Brian sighs, yawns, then shifts in his chair. He starts to sigh again, but catches himself. It is just a bad habit, he knows; his little noises and twitches are meaningless, except that people might notice them and think he's nervous. He's seen himself on video and film several times, and though he is long past being shocked and embarrassed at some of the mannerisms and movements he makes, he still looks at them with an appraising eye.
'Which of these can I change? What does that look like to someone else? When I speak this way, am I intimidating people or am I just opening myself up to friction with others? And how about that: Will that be funny or tiresome?'
He doesn't hang off the thoughts and feelings of others anymore, of course.
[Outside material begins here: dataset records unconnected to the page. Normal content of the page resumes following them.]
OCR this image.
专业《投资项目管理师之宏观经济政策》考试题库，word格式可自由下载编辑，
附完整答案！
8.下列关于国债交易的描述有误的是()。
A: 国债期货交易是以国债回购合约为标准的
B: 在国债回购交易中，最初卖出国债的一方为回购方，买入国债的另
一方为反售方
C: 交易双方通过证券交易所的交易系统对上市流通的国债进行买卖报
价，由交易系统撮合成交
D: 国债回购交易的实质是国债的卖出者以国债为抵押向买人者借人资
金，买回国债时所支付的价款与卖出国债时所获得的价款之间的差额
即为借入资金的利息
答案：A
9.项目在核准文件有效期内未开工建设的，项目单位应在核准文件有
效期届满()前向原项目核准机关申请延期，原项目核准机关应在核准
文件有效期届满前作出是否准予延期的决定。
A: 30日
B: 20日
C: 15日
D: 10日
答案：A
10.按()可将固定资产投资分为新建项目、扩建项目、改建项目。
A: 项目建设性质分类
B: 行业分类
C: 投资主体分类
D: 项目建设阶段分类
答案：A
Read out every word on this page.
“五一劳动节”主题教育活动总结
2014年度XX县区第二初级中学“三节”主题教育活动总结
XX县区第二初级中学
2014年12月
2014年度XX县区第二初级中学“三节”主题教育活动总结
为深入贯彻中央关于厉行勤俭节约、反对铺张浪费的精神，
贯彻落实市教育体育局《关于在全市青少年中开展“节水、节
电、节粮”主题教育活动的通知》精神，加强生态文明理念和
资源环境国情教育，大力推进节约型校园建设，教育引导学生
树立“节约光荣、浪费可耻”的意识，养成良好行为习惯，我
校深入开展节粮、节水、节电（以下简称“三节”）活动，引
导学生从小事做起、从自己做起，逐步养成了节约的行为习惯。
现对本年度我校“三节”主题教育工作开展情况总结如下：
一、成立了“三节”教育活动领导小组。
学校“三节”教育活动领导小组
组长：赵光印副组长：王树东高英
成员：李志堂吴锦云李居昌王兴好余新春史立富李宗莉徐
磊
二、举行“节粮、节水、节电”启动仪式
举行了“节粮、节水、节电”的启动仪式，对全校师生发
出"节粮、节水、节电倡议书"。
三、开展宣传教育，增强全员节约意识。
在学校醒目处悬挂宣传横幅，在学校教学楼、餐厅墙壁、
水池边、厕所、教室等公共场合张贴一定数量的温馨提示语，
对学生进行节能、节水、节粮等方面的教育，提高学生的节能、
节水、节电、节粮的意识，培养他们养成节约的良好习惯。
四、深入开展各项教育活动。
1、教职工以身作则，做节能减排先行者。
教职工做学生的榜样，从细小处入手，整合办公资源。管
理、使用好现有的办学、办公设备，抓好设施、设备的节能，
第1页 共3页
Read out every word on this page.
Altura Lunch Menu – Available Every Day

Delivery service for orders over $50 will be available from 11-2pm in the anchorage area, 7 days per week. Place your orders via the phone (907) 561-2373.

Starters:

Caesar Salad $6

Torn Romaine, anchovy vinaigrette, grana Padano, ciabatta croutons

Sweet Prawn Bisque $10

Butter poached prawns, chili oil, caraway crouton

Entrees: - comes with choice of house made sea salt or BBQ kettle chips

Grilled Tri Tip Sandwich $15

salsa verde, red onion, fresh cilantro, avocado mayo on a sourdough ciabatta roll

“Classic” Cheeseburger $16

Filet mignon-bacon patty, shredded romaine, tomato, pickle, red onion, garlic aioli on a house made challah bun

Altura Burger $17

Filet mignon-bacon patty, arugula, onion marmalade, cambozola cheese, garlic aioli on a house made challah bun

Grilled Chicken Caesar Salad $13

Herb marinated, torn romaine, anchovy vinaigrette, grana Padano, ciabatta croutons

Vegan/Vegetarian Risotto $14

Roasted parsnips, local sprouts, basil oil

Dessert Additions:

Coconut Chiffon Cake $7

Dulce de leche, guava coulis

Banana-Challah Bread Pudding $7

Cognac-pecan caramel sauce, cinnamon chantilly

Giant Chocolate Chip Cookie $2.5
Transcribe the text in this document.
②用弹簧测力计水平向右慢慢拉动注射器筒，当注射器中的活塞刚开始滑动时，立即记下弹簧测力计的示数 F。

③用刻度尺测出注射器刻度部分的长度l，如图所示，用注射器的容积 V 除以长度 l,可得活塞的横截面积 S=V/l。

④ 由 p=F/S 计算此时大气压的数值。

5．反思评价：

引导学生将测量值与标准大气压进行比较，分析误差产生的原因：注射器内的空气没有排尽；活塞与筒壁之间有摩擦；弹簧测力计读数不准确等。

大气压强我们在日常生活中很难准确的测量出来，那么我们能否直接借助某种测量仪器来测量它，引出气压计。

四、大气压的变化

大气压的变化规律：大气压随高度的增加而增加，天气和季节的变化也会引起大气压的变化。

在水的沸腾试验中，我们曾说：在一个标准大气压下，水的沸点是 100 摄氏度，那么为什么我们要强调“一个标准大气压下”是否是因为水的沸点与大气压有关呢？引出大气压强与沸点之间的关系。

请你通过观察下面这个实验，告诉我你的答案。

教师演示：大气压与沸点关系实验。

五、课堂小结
He knows that it is a waste of life ... and he is not walking around in a frenzy of self-hatred like some teenager turned down for a date to the prom by a member of the opposite sex ... no, he is just curious. Just interested in how he really looks and acts around other people.
And--Lord ha'mercy--he is definitely not making a New Year's Resolution! As a younger man he often prided himself on telling all who would listen that the only Resolution he made at New Years that stuck was the one to never make another Resolution. He thought it was clever and so repeated it often, until he realised that nobody cared; they all worried about their own lives and their own Resolutions.
'So ... fine, then,' he thinks to himself. 'There is nothing cathartic in summing up a year, especially since I've spent an entire year more-or-less documenting it as it went along. After all, I didn't blot it all out as it occurred. Not like other years ... '
'Not like other people.'
He decides that it is unfair to both him and his ex-wife. Baggage. Someone who is ten years in his past but threatens to warp the viewscreen of his present mind with her emails and phone calls, if he lets her.
So he thinks of his new wife. They barely quarrel. First time, in fact, since before the Summer. But he hates quarrelling; it makes him feel so lonely. He admires his new wife because she doesn't think everything is all about her. He respects her a lot. So why were they wading through the heavy silences and unspoken swamp of hard feelings last night? Was he right to blurt, "I'm sorry for my words" as the first thing off his lips only two seconds after awaking this morning?
'Over-apologize and you're just making it worse, bub,' he reminds himself.
He sips his luke-warm tea, answers his phone, speaks to a friend for two minutes. He listens to his words:
"Yeah, sure. We can grab a pint at the Lynwood ... yeah, or the Raven ... it's nicer, sure, but it might be crowded. 'K, man, see ya tonight ... take it easy ..."
'Is that really me talking? Sounds like a stranger.'
Then he thinks to himself: 'Nobody is really interested in all the minutiae of my life over the year. I'm not interested in theirs, after all ... what makes me think I'm so special?'
'Naw, I've got it. I walk around like everyone else feeling and experiencing the same things they do. Then I have the same emotional responses that they do. I'm no different there. But then I sit down and think them through, I write them down, I process them--sometimes publicly where all who are interested can see them. My friends don't do that. My family may, but they don't chew with their mouths open ... yes, I suppose that is what makes me think I am so special ...'
Downs the last of his tea, now stone cold. Checks his watch, calculates the number of hours until the "New" Year. And, in spite of himself, sighs.